Une autre question est de savoir si nous devons prendre les 490 ans littéralement ou symboliquement. Observez d’abord que même si Jérémie a écrit sur soixante-dix ans de captivité, les Juifs ont en fait été en exil moins de soixante-dix ans. Si le message de Gabriel utilisait alors ce nombre, nous devrions peut-être nous attendre à une signification figurative ou symbolique plutôt que d’appliquer 490 ans avec un strict littéralisme, car même le nombre soixante-dix n’était pas appliqué avec le genre de précision souvent attendue aujourd’hui. La source probable des « sept » est un autre élément qui nous incite à une interprétation non littérale des « soixante-dix-sept ». Sept est un nombre d’achèvement et de perfection, et Lévitique 25:8-12 a très probablement informé la compréhension de Daniel du message de Gabriel :

Tu compteras sept semaines d’années, sept fois sept ans, de sorte que le temps des sept semaines d’années te donnera quarante-neuf ans. Puis tu sonneras de la trompette retentissante le dixième jour du septième mois.

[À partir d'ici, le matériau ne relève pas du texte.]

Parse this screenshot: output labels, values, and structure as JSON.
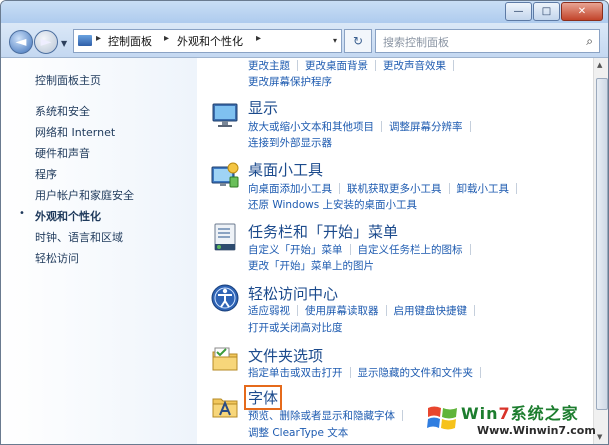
{
  "titlebar": {
    "min": "—",
    "max": "□",
    "close": "✕"
  },
  "nav": {
    "back": "◄",
    "forward": "►",
    "dropdown": "▼"
  },
  "address": {
    "crumbs": [
      "控制面板",
      "外观和个性化"
    ],
    "sep": "▸",
    "dd": "▾"
  },
  "refresh": "↻",
  "search": {
    "placeholder": "搜索控制面板",
    "icon": "⌕"
  },
  "sidebar": {
    "items": [
      {
        "label": "控制面板主页"
      },
      {
        "label": "系统和安全"
      },
      {
        "label": "网络和 Internet"
      },
      {
        "label": "硬件和声音"
      },
      {
        "label": "程序"
      },
      {
        "label": "用户帐户和家庭安全"
      },
      {
        "label": "外观和个性化",
        "active": true
      },
      {
        "label": "时钟、语言和区域"
      },
      {
        "label": "轻松访问"
      }
    ],
    "bullet": "•"
  },
  "main": {
    "top_links": [
      [
        "更改主题",
        "更改桌面背景",
        "更改声音效果"
      ],
      [
        "更改屏幕保护程序"
      ]
    ],
    "categories": [
      {
        "title": "显示",
        "icon": "display-icon",
        "links": [
          [
            "放大或缩小文本和其他项目",
            "调整屏幕分辨率"
          ],
          [
            "连接到外部显示器"
          ]
        ]
      },
      {
        "title": "桌面小工具",
        "icon": "gadgets-icon",
        "links": [
          [
            "向桌面添加小工具",
            "联机获取更多小工具",
            "卸载小工具"
          ],
          [
            "还原 Windows 上安装的桌面小工具"
          ]
        ]
      },
      {
        "title": "任务栏和「开始」菜单",
        "icon": "taskbar-icon",
        "links": [
          [
            "自定义「开始」菜单",
            "自定义任务栏上的图标"
          ],
          [
            "更改「开始」菜单上的图片"
          ]
        ]
      },
      {
        "title": "轻松访问中心",
        "icon": "ease-of-access-icon",
        "links": [
          [
            "适应弱视",
            "使用屏幕读取器",
            "启用键盘快捷键"
          ],
          [
            "打开或关闭高对比度"
          ]
        ]
      },
      {
        "title": "文件夹选项",
        "icon": "folder-options-icon",
        "links": [
          [
            "指定单击或双击打开",
            "显示隐藏的文件和文件夹"
          ]
        ]
      },
      {
        "title": "字体",
        "icon": "fonts-icon",
        "highlighted": true,
        "links": [
          [
            "预览、删除或者显示和隐藏字体"
          ],
          [
            "调整 ClearType 文本"
          ]
        ]
      }
    ]
  },
  "watermark": {
    "brand_a": "Win",
    "brand_b": "7",
    "brand_c": "系统之家",
    "url": "Www.Winwin7.com"
  },
  "colors": {
    "link": "#1e5bb0",
    "title": "#1b4a8c",
    "highlight": "#e56a1b"
  }
}
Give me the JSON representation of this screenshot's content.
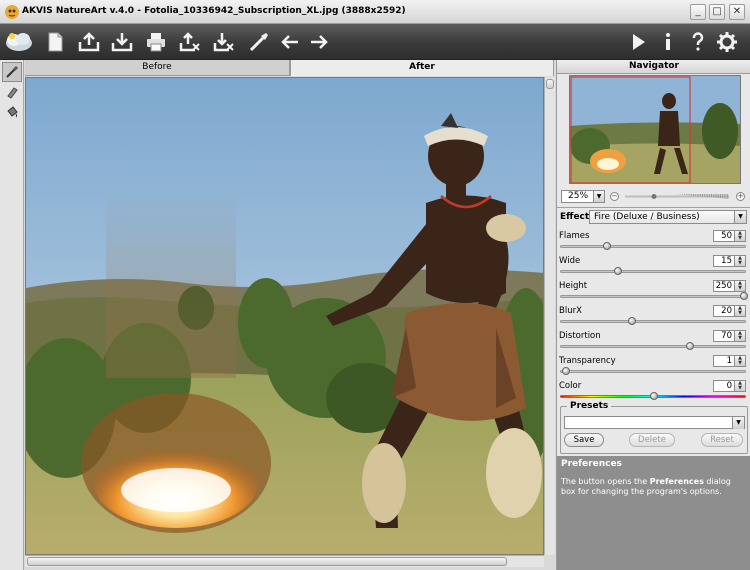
{
  "window": {
    "title": "AKVIS NatureArt v.4.0 - Fotolia_10336942_Subscription_XL.jpg (3888x2592)",
    "minimize": "_",
    "maximize": "□",
    "close": "✕"
  },
  "toolbar": {
    "left_icons": [
      "akvis-logo-icon",
      "new-icon",
      "open-icon",
      "save-icon",
      "print-icon",
      "share-upload-icon",
      "share-download-icon",
      "batch-brush-icon",
      "undo-arrow-icon",
      "redo-arrow-icon"
    ],
    "right_icons": [
      "run-play-icon",
      "info-icon",
      "help-icon",
      "settings-gear-icon"
    ]
  },
  "left_tools": [
    "brush-tool-icon",
    "eraser-tool-icon",
    "bucket-tool-icon"
  ],
  "tabs": {
    "before": "Before",
    "after": "After",
    "active": "after"
  },
  "navigator": {
    "title": "Navigator",
    "zoom": "25%",
    "zoom_slider": 0.28
  },
  "effect": {
    "label": "Effect:",
    "value": "Fire  (Deluxe / Business)"
  },
  "params": [
    {
      "label": "Flames",
      "value": "50",
      "pos": 0.24
    },
    {
      "label": "Wide",
      "value": "15",
      "pos": 0.3
    },
    {
      "label": "Height",
      "value": "250",
      "pos": 1.0
    },
    {
      "label": "BlurX",
      "value": "20",
      "pos": 0.38
    },
    {
      "label": "Distortion",
      "value": "70",
      "pos": 0.7
    },
    {
      "label": "Transparency",
      "value": "1",
      "pos": 0.01
    },
    {
      "label": "Color",
      "value": "0",
      "pos": 0.5
    }
  ],
  "presets": {
    "title": "Presets",
    "value": "",
    "save": "Save",
    "delete": "Delete",
    "reset": "Reset"
  },
  "hint": {
    "title": "Preferences",
    "text_pre": "The button opens the ",
    "text_bold": "Preferences",
    "text_post": " dialog box for changing the program's options."
  }
}
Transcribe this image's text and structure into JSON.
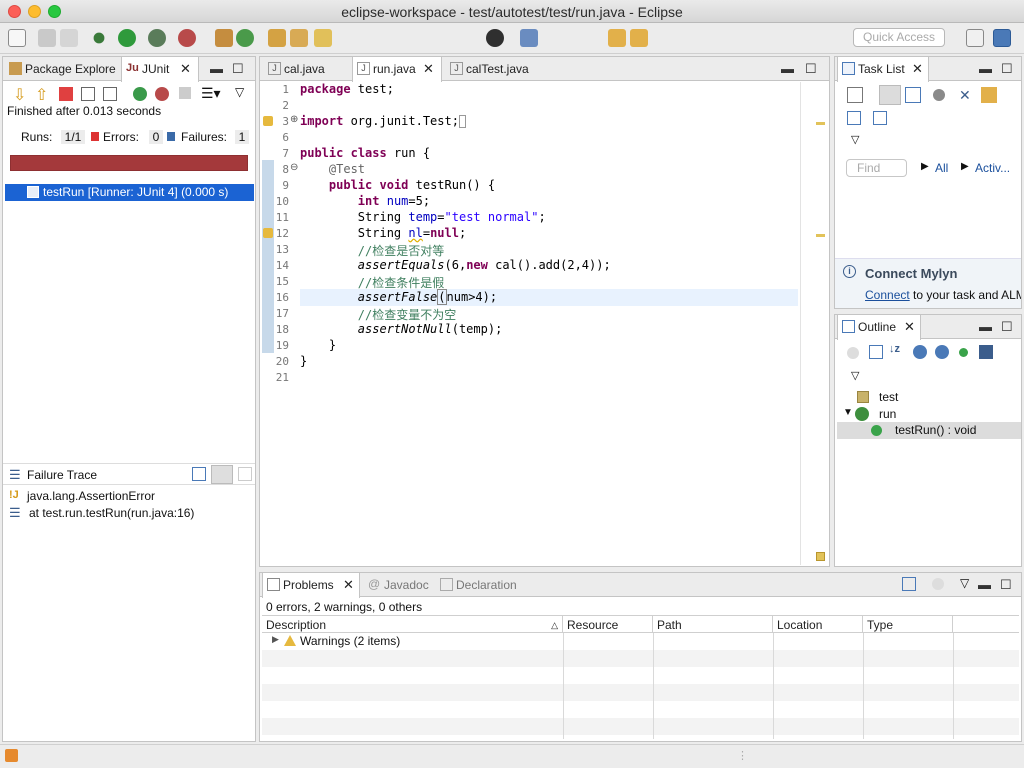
{
  "window": {
    "title": "eclipse-workspace - test/autotest/test/run.java - Eclipse"
  },
  "toolbar": {
    "quick_access_placeholder": "Quick Access"
  },
  "left_panel": {
    "tabs": [
      {
        "label": "Package Explore"
      },
      {
        "label": "JUnit"
      }
    ],
    "status": "Finished after 0.013 seconds",
    "runs_label": "Runs:",
    "runs_value": "1/1",
    "errors_label": "Errors:",
    "errors_value": "0",
    "failures_label": "Failures:",
    "failures_value": "1",
    "bar_color": "#a4393b",
    "test_item": "testRun [Runner: JUnit 4] (0.000 s)",
    "failure_trace_title": "Failure Trace",
    "trace_lines": [
      "java.lang.AssertionError",
      "at test.run.testRun(run.java:16)"
    ]
  },
  "editor": {
    "tabs": [
      {
        "label": "cal.java"
      },
      {
        "label": "run.java"
      },
      {
        "label": "calTest.java"
      }
    ],
    "line_numbers": [
      "1",
      "2",
      "3",
      "6",
      "7",
      "8",
      "9",
      "10",
      "11",
      "12",
      "13",
      "14",
      "15",
      "16",
      "17",
      "18",
      "19",
      "20",
      "21"
    ]
  },
  "task_list": {
    "title": "Task List",
    "find_placeholder": "Find",
    "all_label": "All",
    "activ_label": "Activ...",
    "connect_title": "Connect Mylyn",
    "connect_link": "Connect",
    "connect_text": " to your task and ALM"
  },
  "outline": {
    "title": "Outline",
    "items": [
      {
        "label": "test"
      },
      {
        "label": "run"
      },
      {
        "label": "testRun() : void"
      }
    ]
  },
  "bottom": {
    "tabs": [
      {
        "label": "Problems"
      },
      {
        "label": "Javadoc"
      },
      {
        "label": "Declaration"
      }
    ],
    "summary": "0 errors, 2 warnings, 0 others",
    "columns": [
      "Description",
      "Resource",
      "Path",
      "Location",
      "Type"
    ],
    "warnings_row": "Warnings (2 items)"
  }
}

Le jour des expiations, tu sonneras de la trompette dans tout ton pays. Tu consacreras la cinquantième année et tu proclameras la liberté dans tout le pays pour tous ses habitants. Ce sera pour vous un jubilé, où chacun de vous retournera dans sa propriété et chacun de vous retournera dans son clan. Cette cinquantième année sera pour vous un jubilé : vous ne sèmerez pas, vous ne récolterez pas ce qui pousse tout seul et vous ne cueillerez pas le raisin des vignes non taillées. Car c’est un jubilé. Elle sera pour vous une chose sainte. Vous pourrez manger les produits des champs.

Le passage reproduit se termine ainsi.